• South African shares have seen large losses in recent months.
  • Small and mid-sized companies are now trading at among the cheapest levels in the world.
  • Two investment experts pick their favourites among these shares.

South African shares are now down 38% from their best levels in the past year – the worst performance in the world, according to the US investment advisory firm Pension Partner: 
(Pension Partners)

Companies that mainly make their money in South Africa (as opposed to those who sell most of their products abroad) have been hit particularly hard.

Banks like Standard Bank and Nedbank, and retailers like Shoprite and Pick n Pay, are down almost 30% since April. According to historic valuations, they are starting to look cheap.

But not as cheap as South African small and mid-sized companies – which are, in fact, among the cheapest shares in the world.

Keith McLachlan, a small and mid-cap specialist fund manager at AlphaWealth, compared the share prices of these South Africa companies to their book value, the amount left over if a company sold all of its assets and paid down its debts.

On average, South African small companies are now trading at almost exactly their book value.

Historically, these shares were almost always rated much higher than their book value, McLachlan says.

And across the world, large and small shares are currently trading at even higher multiples of their book value than in the past.

In a report entitled “Once-in-a-crisis opportunity", McLachlan details how far behind South African smaller shares have fallen compared to shares around the world, leading to “quite an insane valuation differential at any point in time for any country or market that is not in civil war (SA is not), turmoil (SA is not) or massive, protracted recession (SA is not)”. 

“The returns generated from investing at these low valuations could potentially set people up for life. Just ask those people who  bought during the trough of the Credit Crisis a decade ago.”

McLachlan says that South African small caps are currently the cheapest shares in the world (apart from some equities in Italy, "that are cheap for a very good reason"):

The average price-to-book values of global market indices.

Medium-sized companies are also among the four cheapest sectors in the world.

McLachlan expects profitability of small and mid-sized companies to recover over the next three years thanks to an improving South African economy, and highlights the following

  • South Africa’s recession was caused by the Western Cape drought, which is now over.
  • South Africa’s economy has a very close correlation to spending by state-owned entities, particularly Eskom and Transnet. “These SOEs are currently under intense internal changes, audits of supply chains and the like that, in the long-term, will make them far better, sustainable organisations. In the short term, the freezing of activity here has further slowed our economy. In the long term, though, we need these changes to happen and when the SOE spending comes back, SA Inc will bounce.”
  • Telecommunication costs should decline significantly as radio frequencies are sold off for 4G services and a new wholesale open-access network (Woan), which will sell connectivity to service providers, is established. “The multiplier effect of lower communication costs on our economy is massive.”
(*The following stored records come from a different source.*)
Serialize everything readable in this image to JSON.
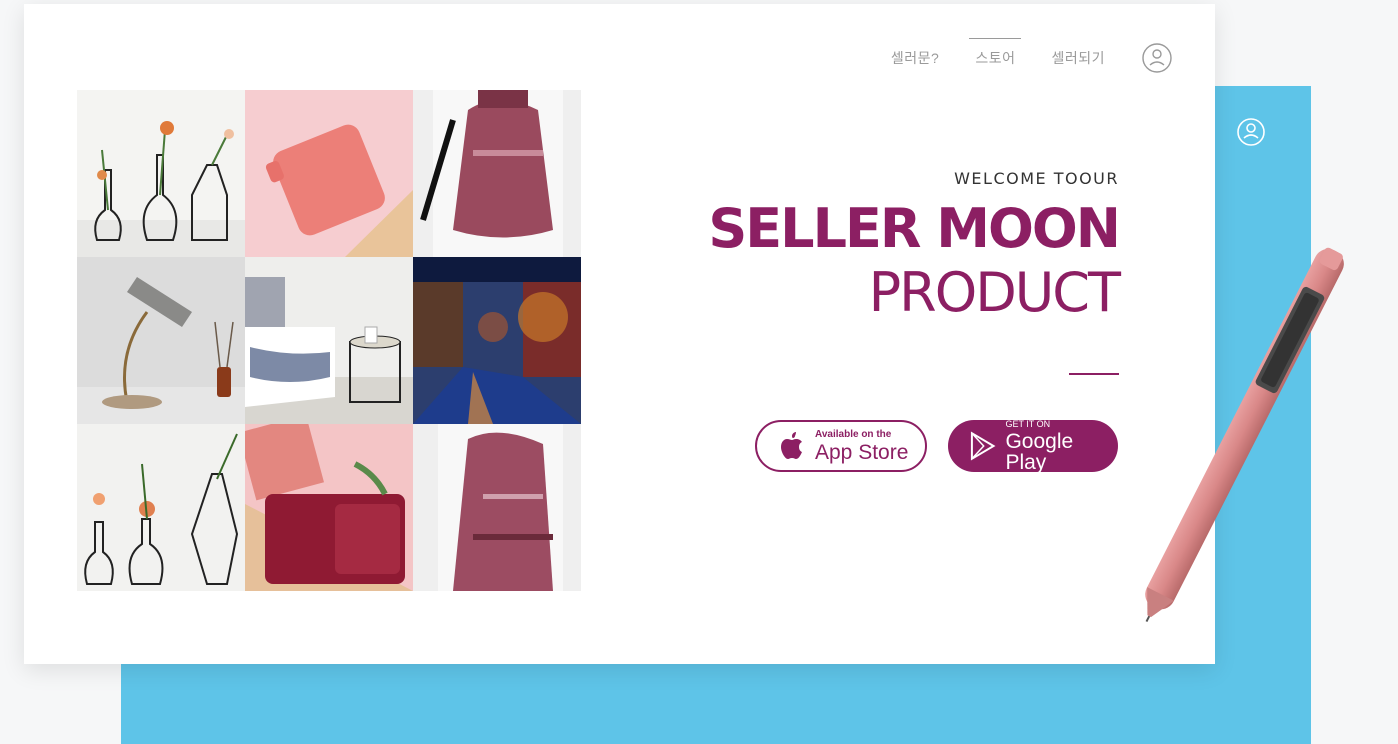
{
  "nav": {
    "items": [
      {
        "label": "셀러문?"
      },
      {
        "label": "스토어"
      },
      {
        "label": "셀러되기"
      }
    ]
  },
  "hero": {
    "welcome": "WELCOME TOOUR",
    "title": "SELLER MOON",
    "subtitle": "PRODUCT"
  },
  "buttons": {
    "app_store": {
      "small": "Available on the",
      "big": "App Store"
    },
    "google_play": {
      "small": "GET IT ON",
      "big": "Google Play"
    }
  },
  "colors": {
    "brand": "#8c1f63",
    "panel": "#5ec4e8"
  },
  "icons": {
    "user": "user-circle-icon",
    "apple": "apple-logo-icon",
    "play": "google-play-icon"
  },
  "gallery": {
    "tiles": [
      "vases",
      "pink-pouch",
      "backpack",
      "desk-lamp",
      "bedroom",
      "canal-city",
      "vases-flowers",
      "red-wallet",
      "backpack-back"
    ]
  }
}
McLachlan also says the “balanced” Mining Charter and the impact of changes to visa regulations on tourism should boost economic growth.

“Right now, it feels like the bottom in every respect,” he added. “Our local small cap market’s valuations offer a great opportunity for allocation right now. Never waste a good crisis”

Investing in smaller shares

“When you invest in small caps you want to do it in a smart and diversified way by screening all the junky ones out and focus on quality and maybe other factors like shareholder yield and free cash flow," says Bright Khumalo, portfolio manager at Vestact Asset Management. 

“You diversify these with your mid-cap portfolio and your large-cap portfolio. A small cap-only portfolio is a sure way to induce a heart attack.”

He favours companies with good management teams. Khumalo likes Stadio, AdaptIT, Afrocentric, AdvTech, and Transaction Capital. 

Piet Viljoen, executive chairperson of RECM, has a long list of smaller companies that he thinks offer value, including

  • Mining companies Afrimat and Merafe
  • Packaging company Bowler Metcalf
  • Financial services and investment firms Clientele and Sabvest
  • Tech and telecom companies Datatec, Reunert, Blue Label, and Mustek
  • Automotive firms Hudaco and Metair
  • Property developers Balwin Properties and Calgro
  • Bell Equipment
  • eMedia, the owner of eTV
  • Construction group Stefanutti
  • York Timber
  • Consolidated Infrastructure Group
  • Lewis

"The important point to remember is that any one (or even more) of these companies might even go under," says Viljoen. "You just don’t know which one."

"So a sensible strategy would be to buy a diversified basket of the equities of reasonably uncorrelated businesses.

"And then to leave them alone and resist the temptation to trade them. Over time, the winners should outweigh the losers by a large margin."